Сейчас студентов в коридорах практически нет. Везде тишина, и студентка пытается говорить тихо, чтобы никто не услышал. От кого прячется, сама, если честно, не знает. Зато Андрияненко никого не стесняется. По крайней мере, каблуки ее стучат весьма громко и настойчиво.
Они спустились на этаж ниже, а потом зашли в какую-то аудиторию гораздо меньшую по размерам. Там одиноко сидел молодой человек. У него были белокурые, скорее всего крашенные волосы. Нос с небольшой горбинкой, на подбородке еле заметное родимое пятно. Парень в левой руке держал ручку, кончик которой зажал зубами. На столе находился довольно компактный ноутбук, отчего возникал вопрос, а зачем ему вообще нужна ручка? На вошедших в аудиторию обратил внимание не сразу. Постучал пальцами по поверхности стола, и резко сказал:
— Я отправил вам на почту, Елизавета Владимировна, должно быть правильно, — на этих словах он быстро закрыл крышку устройства, и начал собираться.
— Я проверю, Родион, дедлайн во вторник?
— В понедельник, — монотонно произнёс студент. Было видно, что он порядком устал.
Андрияненко пообещала проверить в самое ближайшее время. Получив эту информацию, белокурый парень по имени Родион незамедлительно покинул аудиторию, оставляя девушек наедине.
— Садись, — кивком головы англичанка указала на первую парту. Девушка послушалась, наблюдая, как преподавательница садится рядом с ней. — Тетрадь доставай.
И приятное волнение овладело ею властно и бесповоротно.
***
Отношения с Надей постепенно налаживались. Конечно, их нельзя было назвать подругами, но теперь им легче дышится вместе.
Предложение о прогулке было выдвинуто Закировой. Ева согласилась практически сразу. Правда, несколько мгновений подумала о том, что ей может дать эта прогулка. Им жить еще, как минимум, учебный год вместе, так что стоит наладить ментальный контакт. Да или хоть какой-нибудь уже!
Они ходили вдоль пешеходной аллеи.
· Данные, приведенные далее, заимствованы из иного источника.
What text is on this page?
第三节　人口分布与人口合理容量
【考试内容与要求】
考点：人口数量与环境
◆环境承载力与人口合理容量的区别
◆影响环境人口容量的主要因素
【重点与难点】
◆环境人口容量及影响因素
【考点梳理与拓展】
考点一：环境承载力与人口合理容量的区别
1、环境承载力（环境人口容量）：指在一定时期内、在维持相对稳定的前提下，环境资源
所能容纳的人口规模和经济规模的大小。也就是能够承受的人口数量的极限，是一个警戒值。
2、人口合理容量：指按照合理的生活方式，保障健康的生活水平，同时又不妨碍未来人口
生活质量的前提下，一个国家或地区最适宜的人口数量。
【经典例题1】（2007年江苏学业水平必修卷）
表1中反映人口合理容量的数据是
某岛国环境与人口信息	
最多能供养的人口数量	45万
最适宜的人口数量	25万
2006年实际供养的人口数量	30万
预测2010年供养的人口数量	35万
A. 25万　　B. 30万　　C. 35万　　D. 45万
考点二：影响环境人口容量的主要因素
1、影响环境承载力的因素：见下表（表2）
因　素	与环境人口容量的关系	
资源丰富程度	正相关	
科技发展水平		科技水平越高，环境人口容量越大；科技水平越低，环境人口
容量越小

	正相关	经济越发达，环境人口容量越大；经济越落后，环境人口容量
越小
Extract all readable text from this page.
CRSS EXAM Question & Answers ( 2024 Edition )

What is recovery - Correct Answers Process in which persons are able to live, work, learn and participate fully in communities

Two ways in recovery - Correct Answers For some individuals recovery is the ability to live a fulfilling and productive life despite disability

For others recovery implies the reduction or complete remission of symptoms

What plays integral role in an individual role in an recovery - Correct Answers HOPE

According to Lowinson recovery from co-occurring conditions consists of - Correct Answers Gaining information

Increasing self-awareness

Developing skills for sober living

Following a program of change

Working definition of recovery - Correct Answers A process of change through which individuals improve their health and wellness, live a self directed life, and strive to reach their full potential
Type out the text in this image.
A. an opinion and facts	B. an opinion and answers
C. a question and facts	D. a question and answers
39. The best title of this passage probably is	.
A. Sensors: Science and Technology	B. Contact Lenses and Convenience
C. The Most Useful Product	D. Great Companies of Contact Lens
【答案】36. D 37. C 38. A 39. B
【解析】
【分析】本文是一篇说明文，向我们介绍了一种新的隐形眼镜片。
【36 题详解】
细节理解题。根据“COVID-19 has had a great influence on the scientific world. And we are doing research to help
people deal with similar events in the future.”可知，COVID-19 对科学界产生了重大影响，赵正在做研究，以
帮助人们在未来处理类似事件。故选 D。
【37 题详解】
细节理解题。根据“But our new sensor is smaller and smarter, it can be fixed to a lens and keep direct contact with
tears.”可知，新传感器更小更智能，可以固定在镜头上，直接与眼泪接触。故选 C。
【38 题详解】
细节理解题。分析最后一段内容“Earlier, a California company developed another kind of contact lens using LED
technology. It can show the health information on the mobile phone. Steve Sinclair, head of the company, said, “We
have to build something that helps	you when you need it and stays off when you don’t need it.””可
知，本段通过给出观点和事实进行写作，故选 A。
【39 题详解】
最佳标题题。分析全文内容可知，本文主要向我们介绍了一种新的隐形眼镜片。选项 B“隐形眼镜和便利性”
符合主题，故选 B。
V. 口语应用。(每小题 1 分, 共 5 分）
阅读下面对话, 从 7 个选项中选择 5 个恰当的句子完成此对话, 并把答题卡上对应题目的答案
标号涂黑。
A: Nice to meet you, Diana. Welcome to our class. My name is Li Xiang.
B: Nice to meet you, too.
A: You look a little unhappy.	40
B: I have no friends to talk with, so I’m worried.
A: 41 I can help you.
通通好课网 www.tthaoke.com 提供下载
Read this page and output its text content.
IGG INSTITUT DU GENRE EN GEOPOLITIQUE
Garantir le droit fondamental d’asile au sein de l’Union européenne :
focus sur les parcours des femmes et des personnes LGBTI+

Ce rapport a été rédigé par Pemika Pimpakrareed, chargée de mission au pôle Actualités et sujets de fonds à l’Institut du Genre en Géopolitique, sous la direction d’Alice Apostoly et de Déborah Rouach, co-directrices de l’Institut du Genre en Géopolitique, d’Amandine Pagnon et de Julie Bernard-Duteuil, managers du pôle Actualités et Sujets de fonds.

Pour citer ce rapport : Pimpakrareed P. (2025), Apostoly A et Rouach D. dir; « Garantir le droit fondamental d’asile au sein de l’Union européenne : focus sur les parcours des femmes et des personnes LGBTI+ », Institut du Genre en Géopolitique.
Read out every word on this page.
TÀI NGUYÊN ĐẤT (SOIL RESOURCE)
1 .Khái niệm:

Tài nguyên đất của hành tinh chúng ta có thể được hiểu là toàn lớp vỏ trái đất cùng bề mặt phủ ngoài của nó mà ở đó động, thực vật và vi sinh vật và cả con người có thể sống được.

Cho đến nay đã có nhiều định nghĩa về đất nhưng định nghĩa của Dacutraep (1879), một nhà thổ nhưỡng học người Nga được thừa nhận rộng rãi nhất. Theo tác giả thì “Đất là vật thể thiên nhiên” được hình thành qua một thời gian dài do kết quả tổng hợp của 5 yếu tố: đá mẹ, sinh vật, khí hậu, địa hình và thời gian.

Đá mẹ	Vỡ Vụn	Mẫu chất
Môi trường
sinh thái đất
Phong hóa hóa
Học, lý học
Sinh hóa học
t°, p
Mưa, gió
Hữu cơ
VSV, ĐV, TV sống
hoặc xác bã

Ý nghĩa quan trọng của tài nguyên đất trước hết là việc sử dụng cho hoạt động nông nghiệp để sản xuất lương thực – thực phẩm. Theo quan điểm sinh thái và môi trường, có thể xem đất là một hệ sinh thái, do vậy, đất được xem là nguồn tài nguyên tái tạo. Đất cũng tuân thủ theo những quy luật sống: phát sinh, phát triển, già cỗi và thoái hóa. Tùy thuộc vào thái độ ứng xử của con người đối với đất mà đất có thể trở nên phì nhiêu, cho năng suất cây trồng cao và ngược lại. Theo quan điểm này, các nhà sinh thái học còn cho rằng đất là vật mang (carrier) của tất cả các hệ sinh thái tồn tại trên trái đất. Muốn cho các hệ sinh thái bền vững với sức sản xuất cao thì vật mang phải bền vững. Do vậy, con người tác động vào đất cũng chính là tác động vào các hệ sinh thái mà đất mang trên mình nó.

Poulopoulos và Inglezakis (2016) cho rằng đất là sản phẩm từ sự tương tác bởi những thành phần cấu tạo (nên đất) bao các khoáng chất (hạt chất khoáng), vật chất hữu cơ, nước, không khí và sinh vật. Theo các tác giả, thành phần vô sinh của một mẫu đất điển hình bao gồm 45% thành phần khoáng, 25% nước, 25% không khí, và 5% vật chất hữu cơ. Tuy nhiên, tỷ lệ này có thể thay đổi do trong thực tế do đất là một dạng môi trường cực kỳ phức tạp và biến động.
Ничего интересного не было: уличные фонари, которые тускло горели; крашеные, дощатые скамейки, которые, кажется, были заняты все до единой и низкорослые кустики. По понятным причинам, природа выглядела обедненной. Никаких ярких зеленых цветов и красивых листьев. Еве, как и всем присутствующим, остается лишь наблюдать за голыми ветками деревьев, но в этом есть своя изюминка. Что плохого в ветках? Ходишь так по аллее и словно чувствуешь острый хвойный запах.
— У вас в группе есть симпотные парни? — Неожиданно переводит тему соседка по комнате. И сейчас Лазутчикова понимает, что выслушивать нытье той было не таким уж и плохим занятием.
Ну какие к черту парни? Ира даже не смотрит на них, как-то интереса нет. Да и не было никогда. Симпотные? Ну, вот взять хотя бы Девятку. Он же выглядит, как оборванец. Каштановые волосы неопрятно взъерошены, как будто парень вообще не знает о существовании расчески, но та ему поможет навряд ли, ведь сама структура волос не укладывается без лаков или каких-то пенок. Брови довольно широкие, ресницы яркие и длинные. За своим внешним видом особо не следил, часто приходил в мятой одежде, но зато имел отличное чувство юмора, не знал уныния и вечно искал приключения на свою задницу. Ну разве не завидный жених?
— Да я что-то не обращала внимания, — признается Лазутчикова, надеясь, что разговор этот уйдет в другое русло.
— Как так? Ира, ты что, всех хороших сразу разбирают!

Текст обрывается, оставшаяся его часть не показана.